The relationship between total war and wartime atrocities against civilians is a controversial one.  For example, it is very easy to read back German activities during the Nazi era into the early conflict and come to the conclusion that Germany followed a Sonderweg (special path) throughout its history, inevitably leading to the Holocaust.  Isabel V. Hull, Absolute Destruction: Military Culture and the Practices of War in Imperial Germany, follows the course of German civil-military relations from the German army’s colonial campaigns in Africa during the early years of the twentieth century through the Armenian genocide (1915), which took place under the aegis of the Germany military mission to the Turks.  Hull argues that rather than Germany following a special path toward genocide, the lack of control by civil society over the military created conditions that led to a military logic that determined final solutions to problems.
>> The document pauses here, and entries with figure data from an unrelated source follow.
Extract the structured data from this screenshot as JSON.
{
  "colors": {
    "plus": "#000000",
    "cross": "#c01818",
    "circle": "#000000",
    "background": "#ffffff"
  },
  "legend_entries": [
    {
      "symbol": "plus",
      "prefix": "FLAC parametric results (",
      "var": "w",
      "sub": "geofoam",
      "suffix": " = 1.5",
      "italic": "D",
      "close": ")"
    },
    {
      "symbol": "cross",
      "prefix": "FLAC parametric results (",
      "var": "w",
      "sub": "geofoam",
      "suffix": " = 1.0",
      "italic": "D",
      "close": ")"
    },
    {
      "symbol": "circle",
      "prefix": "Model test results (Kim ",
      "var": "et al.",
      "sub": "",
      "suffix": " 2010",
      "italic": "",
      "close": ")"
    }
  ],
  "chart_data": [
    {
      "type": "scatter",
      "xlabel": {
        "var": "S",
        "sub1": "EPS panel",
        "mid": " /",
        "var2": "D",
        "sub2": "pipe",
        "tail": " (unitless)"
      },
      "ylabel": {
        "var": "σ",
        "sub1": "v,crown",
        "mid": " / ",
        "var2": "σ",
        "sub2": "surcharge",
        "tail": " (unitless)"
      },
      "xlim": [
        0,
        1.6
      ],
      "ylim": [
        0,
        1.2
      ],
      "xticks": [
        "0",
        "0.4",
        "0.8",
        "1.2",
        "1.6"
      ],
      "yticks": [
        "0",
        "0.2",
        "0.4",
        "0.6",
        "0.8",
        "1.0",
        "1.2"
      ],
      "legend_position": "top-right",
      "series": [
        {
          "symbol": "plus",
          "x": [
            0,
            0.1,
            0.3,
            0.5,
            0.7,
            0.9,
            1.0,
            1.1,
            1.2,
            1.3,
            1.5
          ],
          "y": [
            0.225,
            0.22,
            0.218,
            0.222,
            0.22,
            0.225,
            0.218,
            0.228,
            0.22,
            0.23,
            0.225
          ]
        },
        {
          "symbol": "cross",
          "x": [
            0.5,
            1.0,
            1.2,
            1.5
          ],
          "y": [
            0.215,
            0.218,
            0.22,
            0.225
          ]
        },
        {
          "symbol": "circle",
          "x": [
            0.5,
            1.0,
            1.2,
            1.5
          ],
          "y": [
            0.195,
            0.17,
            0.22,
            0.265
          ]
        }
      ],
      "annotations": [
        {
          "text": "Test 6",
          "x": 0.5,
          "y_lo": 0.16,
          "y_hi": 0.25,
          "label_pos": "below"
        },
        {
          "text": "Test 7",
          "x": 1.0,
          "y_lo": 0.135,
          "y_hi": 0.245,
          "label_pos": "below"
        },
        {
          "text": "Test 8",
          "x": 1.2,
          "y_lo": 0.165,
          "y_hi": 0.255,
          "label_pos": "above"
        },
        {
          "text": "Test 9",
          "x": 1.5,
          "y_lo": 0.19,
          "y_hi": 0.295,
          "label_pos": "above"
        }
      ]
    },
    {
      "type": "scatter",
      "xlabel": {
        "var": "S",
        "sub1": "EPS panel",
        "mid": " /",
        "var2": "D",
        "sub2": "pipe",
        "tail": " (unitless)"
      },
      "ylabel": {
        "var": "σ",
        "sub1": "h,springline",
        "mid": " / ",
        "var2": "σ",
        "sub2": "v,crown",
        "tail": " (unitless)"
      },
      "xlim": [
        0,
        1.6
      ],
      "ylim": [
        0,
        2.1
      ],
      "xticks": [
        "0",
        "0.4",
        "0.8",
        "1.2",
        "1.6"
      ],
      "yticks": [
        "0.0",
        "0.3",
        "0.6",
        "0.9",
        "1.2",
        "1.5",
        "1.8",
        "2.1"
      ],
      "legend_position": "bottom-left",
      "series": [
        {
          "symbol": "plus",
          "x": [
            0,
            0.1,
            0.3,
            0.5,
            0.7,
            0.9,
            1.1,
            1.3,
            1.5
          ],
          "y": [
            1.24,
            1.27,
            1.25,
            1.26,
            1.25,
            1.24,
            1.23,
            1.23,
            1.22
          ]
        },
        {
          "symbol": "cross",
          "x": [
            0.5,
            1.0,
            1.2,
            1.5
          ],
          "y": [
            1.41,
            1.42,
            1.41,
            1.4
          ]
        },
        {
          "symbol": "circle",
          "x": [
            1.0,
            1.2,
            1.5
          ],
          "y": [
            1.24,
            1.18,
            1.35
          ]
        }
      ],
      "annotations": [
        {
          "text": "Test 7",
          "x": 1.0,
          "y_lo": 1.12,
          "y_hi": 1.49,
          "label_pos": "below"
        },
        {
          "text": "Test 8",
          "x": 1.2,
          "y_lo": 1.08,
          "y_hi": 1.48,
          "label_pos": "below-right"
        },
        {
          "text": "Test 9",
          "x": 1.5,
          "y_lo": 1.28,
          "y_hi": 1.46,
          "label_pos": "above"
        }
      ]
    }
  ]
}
Alan Kramer, Dynamic of Destruction: Culture and Mass Killing in the First World War, provides an insightful analysis of the interaction of total war with the loss of restraint upon the actions of armies.  Particularly useful is his look across national divides, placing events such as the Armenian genocide into the broader context of total war.  For those interested in the background and events of the Armenian genocide, Peter Balakian, The Burning Tigris: The Armenian Genocide and America’s Response, is essential reading.  Balakian reveals how a grassroots U.S. effort to help the Armenians, dating from before 1914, morphed into historical amnesia after 1918.

Larry Zuckerman’s The Rape of Belgium: The Untold Story of World War I examines the genesis and propagation of the image of the “rape of Belgium” (which, after the war, was assumed to be a figment of Allied propaganda) with the reality of events on the ground.  His detailed analysis of the tribulations of Belgian civilians forced to endure mass expropriations, arbitrary and administratively chaotic occupation, and chronic hunger are compelling.  John Horne and Alan Kramer’s German Atrocities 1914: A History of Denial first identifies the actual atrocities committed during the opening phases of the war, primarily by the German army, and then examines both Allied propaganda and German denials.  The authors also consider the impact of these events on later developments in international law and the willingness to discount later atrocity stories.